Removing barriers facing Indigenous cancer patients in Saskatchewan

University of Saskatchewan researcher Dr. Gary Groot says some Indigenous patients encounter systemic and racial barriers while accessing health care. University of Saskatchewan / Supplied

A University of Saskatchewan (U of S) researcher is convinced more needs to be done to support Indigenous cancer patients in the province.

Dr. Gary Groot, a clinical professor in surgery, said some patients encounter systemic and racial barriers while accessing health care.

READ MORE: Indigenous epilepsy rate double the Canadian average

One patient described Saskatchewan’s cancer care system to Groot as complicated, foreign and often inhospitable.

A pilot research program is trying to gain a deeper understanding of those unique barriers so cancer services can be redesigned from the user’s perspective.

Thirty people will be accompanied by an Indigenous patient navigator as they travel through the health system from diagnosis to their return home.

Story continues below advertisement

READ MORE: Saskatoon scientist receives 3 CIHR grants for cancer research

Groot also wants to raise awareness among health care providers about the importance of creating culturally appropriate supports for Indigenous patients.
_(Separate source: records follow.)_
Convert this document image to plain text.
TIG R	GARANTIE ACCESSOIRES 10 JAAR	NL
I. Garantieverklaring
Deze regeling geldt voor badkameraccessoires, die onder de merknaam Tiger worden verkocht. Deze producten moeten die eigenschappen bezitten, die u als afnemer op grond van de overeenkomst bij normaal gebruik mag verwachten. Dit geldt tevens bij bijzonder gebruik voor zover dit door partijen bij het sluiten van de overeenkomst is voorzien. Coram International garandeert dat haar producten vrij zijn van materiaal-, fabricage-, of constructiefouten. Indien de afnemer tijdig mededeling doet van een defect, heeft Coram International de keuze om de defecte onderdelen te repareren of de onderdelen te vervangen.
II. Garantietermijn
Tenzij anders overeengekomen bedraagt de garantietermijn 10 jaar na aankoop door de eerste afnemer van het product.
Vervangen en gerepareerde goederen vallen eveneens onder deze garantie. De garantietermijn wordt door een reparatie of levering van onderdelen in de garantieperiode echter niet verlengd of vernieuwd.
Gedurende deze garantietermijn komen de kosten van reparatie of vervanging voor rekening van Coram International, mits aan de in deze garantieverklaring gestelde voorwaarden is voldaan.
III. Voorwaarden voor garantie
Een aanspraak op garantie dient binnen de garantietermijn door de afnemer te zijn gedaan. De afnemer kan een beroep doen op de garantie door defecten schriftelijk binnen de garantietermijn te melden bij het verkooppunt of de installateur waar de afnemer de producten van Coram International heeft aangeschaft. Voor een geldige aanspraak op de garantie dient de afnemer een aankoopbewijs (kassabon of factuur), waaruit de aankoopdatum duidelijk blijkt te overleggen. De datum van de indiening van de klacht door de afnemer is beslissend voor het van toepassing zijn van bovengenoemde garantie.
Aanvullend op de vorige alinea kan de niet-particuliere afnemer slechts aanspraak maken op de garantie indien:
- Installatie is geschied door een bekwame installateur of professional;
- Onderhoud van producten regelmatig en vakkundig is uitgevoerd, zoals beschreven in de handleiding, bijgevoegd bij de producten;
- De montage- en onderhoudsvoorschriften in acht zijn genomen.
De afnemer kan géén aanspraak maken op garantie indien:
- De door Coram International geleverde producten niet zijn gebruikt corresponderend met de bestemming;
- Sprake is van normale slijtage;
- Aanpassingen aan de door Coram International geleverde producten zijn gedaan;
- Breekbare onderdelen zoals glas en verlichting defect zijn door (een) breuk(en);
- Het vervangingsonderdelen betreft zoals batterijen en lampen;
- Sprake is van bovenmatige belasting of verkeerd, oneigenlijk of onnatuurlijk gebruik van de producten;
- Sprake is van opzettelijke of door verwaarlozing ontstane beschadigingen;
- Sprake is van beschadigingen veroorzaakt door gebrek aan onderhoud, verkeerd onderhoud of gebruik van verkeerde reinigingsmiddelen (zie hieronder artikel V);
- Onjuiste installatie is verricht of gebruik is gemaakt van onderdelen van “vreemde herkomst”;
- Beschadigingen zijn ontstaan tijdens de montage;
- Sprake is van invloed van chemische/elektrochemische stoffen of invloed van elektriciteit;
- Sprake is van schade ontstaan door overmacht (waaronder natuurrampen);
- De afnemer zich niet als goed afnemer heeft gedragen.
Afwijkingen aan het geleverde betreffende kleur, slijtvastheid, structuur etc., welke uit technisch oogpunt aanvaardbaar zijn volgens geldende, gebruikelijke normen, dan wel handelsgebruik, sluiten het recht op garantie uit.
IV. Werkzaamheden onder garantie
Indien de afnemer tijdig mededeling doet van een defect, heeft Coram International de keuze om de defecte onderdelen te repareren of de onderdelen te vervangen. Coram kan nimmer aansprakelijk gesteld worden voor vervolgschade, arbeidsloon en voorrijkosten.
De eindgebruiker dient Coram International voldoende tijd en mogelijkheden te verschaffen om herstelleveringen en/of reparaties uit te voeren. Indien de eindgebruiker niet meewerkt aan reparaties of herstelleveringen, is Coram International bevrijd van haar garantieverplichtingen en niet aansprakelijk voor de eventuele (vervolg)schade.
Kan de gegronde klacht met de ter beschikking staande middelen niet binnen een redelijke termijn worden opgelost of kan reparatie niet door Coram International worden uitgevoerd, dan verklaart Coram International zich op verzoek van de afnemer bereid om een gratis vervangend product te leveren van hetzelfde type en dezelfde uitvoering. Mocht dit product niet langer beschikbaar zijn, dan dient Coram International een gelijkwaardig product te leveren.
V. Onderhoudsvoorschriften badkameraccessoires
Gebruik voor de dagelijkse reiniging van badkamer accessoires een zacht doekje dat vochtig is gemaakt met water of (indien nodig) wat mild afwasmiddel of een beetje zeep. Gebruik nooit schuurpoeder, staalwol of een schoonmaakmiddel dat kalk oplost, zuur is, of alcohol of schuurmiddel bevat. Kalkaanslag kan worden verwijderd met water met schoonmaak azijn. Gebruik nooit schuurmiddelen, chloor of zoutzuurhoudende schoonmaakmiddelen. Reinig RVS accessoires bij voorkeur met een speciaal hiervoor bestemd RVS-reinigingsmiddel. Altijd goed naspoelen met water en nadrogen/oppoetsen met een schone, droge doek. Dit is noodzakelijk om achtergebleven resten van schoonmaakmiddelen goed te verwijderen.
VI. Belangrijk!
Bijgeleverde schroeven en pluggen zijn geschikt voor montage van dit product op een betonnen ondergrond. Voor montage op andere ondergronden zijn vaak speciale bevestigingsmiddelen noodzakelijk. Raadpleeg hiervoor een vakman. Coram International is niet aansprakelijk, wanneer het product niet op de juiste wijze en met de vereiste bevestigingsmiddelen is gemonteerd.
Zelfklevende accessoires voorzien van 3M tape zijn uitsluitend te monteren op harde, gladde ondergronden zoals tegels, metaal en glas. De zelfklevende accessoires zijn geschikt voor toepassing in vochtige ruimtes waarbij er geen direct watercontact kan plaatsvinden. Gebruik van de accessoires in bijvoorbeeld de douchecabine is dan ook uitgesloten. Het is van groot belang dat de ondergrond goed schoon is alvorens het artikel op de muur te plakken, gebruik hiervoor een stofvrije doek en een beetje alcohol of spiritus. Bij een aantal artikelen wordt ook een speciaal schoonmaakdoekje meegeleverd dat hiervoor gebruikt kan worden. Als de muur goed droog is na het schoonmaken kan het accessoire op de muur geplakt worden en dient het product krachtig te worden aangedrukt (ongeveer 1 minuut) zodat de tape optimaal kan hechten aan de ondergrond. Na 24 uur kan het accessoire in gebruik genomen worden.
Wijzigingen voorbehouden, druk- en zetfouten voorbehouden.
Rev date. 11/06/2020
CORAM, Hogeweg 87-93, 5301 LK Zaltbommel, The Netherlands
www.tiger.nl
“As I’ve got to know the Indigenous community better, and I start to understand how they see the world … my capacity and ability to have ideal interactions with them as a care provider has increased significantly,” he said in a press release.

The project involves several northern communities such as Cumberland House and Black Lake. Groot is also collaborating with the Prince Albert Grand Council and the Métis Nation of Saskatchewan.

His $120,000 grant from the Saskatchewan Health Research Foundation is among nine awarded to U of S researchers on June 29.